Johns Hopkins Medicine researchers report that a prospective study of 14 infants and children demonstrated that convalescent plasma — a blood product collected from patients recovered from infections with the coronavirus (SARS-CoV-2) that causes COVID-19— was safe in high risk children infected with or exposed to the virus. The study, published Jan. 25 in the journal JCI Insight, showed that SARS-CoV-2 antibodies were metabolized similarly in children of all ages and weights.
“Even once a SARS-CoV-2 vaccine is available for all ages, there are going to be some immunocompromised children who won’t be able to mount a robust enough immune response from the vaccine, so it’s incredibly important that we study all possible therapies to treat them,” says Oren Gordon, M.D., Ph.D., M.Sc., a pediatric infectious disease fellow at Johns Hopkins Medicine and lead author of the paper.
“We knew that our population would be too small to analyze the effectiveness of convalescent plasma, so we set out to study whether the metabolism of the antibodies delivered with this therapy are the same in adults and kids,” says Sanjay Jain, M.D., M.B.B.S., professor of pediatrics, radiology and radiological science at the Johns Hopkins University School of Medicine and senior author of the paper. “As is often said, kids are not just small adults. Their metabolism is often different, and we didn’t know whether that was true of metabolizing these antibodies.”
Convalescent plasma has been used throughout the COVID-19 pandemic to provide naturally generated antibodies against the virus for high risk people. A recent Johns Hopkins Medicine clinical trial of more than 1,000 high risk adults, for example, found that the use of plasma early in the course of infection can decrease the risk of hospitalization for adults by 54%. However, data on children has been harder to come by, the researchers noted.

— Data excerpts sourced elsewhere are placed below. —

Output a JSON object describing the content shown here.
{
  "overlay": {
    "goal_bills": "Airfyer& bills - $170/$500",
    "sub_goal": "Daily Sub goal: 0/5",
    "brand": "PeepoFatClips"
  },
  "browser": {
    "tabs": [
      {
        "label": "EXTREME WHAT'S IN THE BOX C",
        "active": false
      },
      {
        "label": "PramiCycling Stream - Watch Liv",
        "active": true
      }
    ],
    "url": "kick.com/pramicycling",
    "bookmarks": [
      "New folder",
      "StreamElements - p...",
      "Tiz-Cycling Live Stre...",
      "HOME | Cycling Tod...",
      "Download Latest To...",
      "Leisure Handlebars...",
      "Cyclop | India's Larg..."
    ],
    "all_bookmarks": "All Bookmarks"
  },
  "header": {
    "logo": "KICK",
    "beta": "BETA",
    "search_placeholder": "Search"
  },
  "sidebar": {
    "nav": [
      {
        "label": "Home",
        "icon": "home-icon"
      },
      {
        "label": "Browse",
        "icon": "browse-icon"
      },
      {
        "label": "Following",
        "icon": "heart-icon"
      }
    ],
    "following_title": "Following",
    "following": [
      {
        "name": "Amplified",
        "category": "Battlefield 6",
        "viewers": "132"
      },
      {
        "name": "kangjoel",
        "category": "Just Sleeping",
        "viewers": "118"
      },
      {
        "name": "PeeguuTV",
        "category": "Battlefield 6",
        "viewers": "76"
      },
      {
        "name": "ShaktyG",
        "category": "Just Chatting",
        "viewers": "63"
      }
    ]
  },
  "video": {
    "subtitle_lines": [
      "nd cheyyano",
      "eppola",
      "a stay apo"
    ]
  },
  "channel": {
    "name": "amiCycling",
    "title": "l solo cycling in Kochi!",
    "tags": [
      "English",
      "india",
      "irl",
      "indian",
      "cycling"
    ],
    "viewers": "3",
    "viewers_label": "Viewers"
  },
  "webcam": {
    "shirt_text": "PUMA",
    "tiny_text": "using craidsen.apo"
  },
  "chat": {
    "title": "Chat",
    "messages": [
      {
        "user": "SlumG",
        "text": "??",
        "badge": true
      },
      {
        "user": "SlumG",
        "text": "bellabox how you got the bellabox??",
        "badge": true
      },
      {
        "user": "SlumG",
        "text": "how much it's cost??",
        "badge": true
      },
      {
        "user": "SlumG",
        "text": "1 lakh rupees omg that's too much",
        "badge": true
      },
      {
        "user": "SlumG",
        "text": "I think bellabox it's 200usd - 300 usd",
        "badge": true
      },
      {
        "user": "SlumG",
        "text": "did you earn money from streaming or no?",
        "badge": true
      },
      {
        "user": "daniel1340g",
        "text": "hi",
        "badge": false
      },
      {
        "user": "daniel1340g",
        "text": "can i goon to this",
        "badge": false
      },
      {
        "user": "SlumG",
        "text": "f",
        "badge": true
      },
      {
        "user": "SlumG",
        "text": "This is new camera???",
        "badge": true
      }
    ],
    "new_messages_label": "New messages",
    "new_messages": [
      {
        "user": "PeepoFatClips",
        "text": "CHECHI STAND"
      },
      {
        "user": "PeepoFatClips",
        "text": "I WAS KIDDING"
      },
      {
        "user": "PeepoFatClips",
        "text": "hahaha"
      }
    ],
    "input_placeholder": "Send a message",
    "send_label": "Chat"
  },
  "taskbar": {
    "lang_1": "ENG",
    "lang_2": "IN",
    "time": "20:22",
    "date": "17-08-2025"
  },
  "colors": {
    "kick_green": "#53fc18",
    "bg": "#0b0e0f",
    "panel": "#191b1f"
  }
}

In the new study, designed to fill the information gap and carried out between May 2020 and April 2021, 14 children age 3 months to 17 years were given convalescent plasma within four days of exposure to the coronavirus, or within five days of the onset of COVID-19 symptoms. Six of the children were hospitalized, and the other eight remained outpatients. The children — treated at Johns Hopkins Children’s Center — were all considered high risk, with factors including chronic lung disease, cerebral palsy, liver failure and cancer, making them more likely to develop severe COVID-19 symptoms. The researchers collected blood samples from the children over the two months following their transfusions to study how their bodies metabolized the plasma.
Three study participants developed a temporary rash and no further complications. No other side effects of the treatment were reported. On average, 30 minutes after administration of plasma, the levels of antibodies in the blood of recipients were 6.2% of the antibody concentration seen in donors. This antibody level was expected due to dilution of the donor plasma by the recipients’ blood during transfusion. Studies of adults have suggested that amount of antibody — while much lower than in the plasma donors — is enough to protect recipients from severe COVID-19.
The researchers also saw antibody levels steadily decline over 14 to 21 days following plasma transfusion. This, while also expected, they say, means the children treated with convalescent plasma did not receive lasting protection from the treatment. The quick decline also means that selecting donor plasma with the highest possible antibody levels is critical to ensuring that levels in recipient children start off at a high enough level.
“It makes more sense to give antibody-based treatment early in the course of a viral infection when the number of virus particles in the body is still low.” says Howard Lederman, M.D., Ph.D., professor and director of the immunodeficiency clinic at Johns Hopkins, and co-author of the paper. “By about a week after you get the convalescent plasma, the level in the blood is only half of the level right after the infusion. This time course means convalescent plasma isn’t particularly good as a prophylactic against COVID-19, since it doesn’t stick around.”
Because the results suggest that the plasma is metabolized in children much the way it has been reported to metabolize in adults, Gordon, Jain, Lederman and their colleagues believe convalescent plasma’s effectiveness in children is likely similar as well.
The researchers have now teamed up with a network of children’s hospitals across the country to continue studying the use of convalescent plasma for high risk children. They hope to gather more safety data and collect information on how centers are choosing which children should be offered the plasma.
As more and younger children are vaccinated against COVID-19, Jain says, fewer will be at high risk of developing severe SARS-CoV-2 infections. However, immunocompromised children could still benefit from convalescent plasma. Also, as new variants of SARS-CoV-2 likely arise, convalescent plasma will probably be available for patients sooner than new vaccines, boosters or monoclonal antibodies — all of which must be designed and generated in a laboratory.
The U.S. Food and Drug Administration says the decision to treat a patient younger than age 18 with COVID-19 convalescent plasma should be based on an individualized assessment of risk and benefit. Larger studies are needed for more data on effectiveness and safety.